In an earlier question you asked where the shunt was.
From the pictures it is not clear whether the PCB traces themselves act as shunt or that there simply is no shunt on the secondary side, only primary side protection.
 
Sorry, D9 is circled in this pic above:
http://www.endless-sphere.com/forums/download/file.php?id=74588
I think I forgot to type in some of what I was thinking at the time, though I don't remember it now either.

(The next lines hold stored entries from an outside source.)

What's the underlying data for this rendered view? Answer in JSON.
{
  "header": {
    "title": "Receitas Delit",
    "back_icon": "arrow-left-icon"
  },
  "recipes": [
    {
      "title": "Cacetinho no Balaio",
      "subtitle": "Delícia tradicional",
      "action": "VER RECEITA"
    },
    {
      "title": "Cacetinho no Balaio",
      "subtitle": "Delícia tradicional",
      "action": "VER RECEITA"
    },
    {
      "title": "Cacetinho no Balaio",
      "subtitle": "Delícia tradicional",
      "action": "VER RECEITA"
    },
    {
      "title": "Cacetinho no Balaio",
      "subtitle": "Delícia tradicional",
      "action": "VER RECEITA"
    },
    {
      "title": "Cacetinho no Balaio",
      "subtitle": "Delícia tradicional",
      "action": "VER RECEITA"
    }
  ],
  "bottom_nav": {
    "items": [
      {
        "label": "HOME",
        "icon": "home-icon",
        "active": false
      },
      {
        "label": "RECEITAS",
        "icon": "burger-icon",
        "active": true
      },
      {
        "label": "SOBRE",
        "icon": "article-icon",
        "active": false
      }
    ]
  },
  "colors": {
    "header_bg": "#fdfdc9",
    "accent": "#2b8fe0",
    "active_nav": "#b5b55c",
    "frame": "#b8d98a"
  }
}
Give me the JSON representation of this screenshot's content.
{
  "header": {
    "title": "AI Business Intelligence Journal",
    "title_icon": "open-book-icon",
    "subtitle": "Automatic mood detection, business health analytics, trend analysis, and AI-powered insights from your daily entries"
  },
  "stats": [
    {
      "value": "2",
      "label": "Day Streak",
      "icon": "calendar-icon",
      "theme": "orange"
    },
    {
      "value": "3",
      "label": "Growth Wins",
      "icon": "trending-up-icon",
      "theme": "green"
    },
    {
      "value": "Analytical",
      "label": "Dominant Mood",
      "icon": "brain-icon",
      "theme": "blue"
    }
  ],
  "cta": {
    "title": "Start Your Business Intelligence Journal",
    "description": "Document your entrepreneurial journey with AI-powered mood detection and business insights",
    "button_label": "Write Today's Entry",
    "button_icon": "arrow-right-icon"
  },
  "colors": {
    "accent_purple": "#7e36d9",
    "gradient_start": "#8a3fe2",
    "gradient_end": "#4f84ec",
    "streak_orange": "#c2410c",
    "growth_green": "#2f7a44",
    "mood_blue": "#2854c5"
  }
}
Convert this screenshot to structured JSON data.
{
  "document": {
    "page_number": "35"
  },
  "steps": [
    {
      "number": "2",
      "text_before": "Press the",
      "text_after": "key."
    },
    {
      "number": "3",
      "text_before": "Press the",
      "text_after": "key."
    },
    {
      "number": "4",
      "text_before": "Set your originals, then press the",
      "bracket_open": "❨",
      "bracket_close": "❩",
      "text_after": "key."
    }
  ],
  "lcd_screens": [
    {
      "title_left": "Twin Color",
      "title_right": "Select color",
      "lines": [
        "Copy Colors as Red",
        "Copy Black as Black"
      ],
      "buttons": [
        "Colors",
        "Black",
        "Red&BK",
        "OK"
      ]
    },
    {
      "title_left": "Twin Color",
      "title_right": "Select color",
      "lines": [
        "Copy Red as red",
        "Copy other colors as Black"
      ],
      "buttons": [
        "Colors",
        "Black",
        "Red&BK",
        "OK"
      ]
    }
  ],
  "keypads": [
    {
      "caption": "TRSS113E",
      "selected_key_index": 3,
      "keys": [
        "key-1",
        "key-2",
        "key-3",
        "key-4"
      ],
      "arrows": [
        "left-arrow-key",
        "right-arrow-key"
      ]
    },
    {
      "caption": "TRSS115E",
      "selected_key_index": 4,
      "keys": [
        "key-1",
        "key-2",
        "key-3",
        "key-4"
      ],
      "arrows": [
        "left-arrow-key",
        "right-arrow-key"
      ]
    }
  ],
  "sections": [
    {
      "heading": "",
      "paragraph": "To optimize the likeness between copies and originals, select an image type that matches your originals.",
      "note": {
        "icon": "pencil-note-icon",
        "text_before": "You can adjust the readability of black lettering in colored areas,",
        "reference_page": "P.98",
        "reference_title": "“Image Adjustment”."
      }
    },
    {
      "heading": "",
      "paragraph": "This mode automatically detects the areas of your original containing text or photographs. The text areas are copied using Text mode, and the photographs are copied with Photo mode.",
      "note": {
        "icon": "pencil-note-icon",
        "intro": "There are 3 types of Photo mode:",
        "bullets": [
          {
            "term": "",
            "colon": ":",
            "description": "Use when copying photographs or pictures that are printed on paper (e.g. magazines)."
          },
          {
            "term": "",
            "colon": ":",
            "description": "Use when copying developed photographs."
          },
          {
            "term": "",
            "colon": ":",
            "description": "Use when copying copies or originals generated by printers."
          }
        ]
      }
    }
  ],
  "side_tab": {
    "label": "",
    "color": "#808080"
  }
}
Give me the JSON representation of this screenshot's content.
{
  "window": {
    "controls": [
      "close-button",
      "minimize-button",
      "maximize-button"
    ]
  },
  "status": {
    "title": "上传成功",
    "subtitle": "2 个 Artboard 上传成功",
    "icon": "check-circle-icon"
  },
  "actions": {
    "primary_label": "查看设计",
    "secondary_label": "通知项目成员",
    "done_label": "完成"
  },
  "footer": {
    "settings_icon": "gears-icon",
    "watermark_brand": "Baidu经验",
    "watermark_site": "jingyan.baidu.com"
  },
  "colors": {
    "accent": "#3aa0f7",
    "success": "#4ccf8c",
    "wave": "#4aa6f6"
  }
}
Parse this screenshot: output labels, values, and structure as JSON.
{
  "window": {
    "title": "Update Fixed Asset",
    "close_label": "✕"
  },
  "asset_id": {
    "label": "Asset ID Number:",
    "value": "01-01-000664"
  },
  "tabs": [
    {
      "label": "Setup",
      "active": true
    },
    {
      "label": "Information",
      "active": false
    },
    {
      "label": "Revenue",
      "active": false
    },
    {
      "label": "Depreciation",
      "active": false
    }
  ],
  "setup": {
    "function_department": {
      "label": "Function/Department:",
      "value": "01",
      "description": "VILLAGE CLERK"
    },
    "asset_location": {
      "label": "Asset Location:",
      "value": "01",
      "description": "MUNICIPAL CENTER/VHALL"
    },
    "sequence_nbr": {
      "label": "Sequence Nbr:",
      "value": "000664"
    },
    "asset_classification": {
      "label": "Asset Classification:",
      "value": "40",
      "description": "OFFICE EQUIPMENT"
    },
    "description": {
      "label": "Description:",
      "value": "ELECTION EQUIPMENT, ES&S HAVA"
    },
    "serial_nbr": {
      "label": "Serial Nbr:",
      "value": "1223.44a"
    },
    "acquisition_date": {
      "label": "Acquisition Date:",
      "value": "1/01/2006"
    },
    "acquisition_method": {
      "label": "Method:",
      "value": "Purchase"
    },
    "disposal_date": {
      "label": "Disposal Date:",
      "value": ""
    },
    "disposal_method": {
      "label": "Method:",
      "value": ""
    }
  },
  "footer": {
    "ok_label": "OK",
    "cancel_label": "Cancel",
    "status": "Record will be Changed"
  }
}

I am going to try to get a schematic drawn up, but it will take a little while. Next chance I really get to do it is tomorrow night after work, but mroe likely my next day off on Tuesday.
 
Hi Amberwolf,
I am guessing that it is R34 (820k? I can't see much of the printing as it is hidden under a wire) that supplies the 160V from the rectified AC to pin 2. Since the chip is not in and thee only other connection is a capacitor, that one will charge up to the AC line voltage... With the chip back in the voltage should be low again.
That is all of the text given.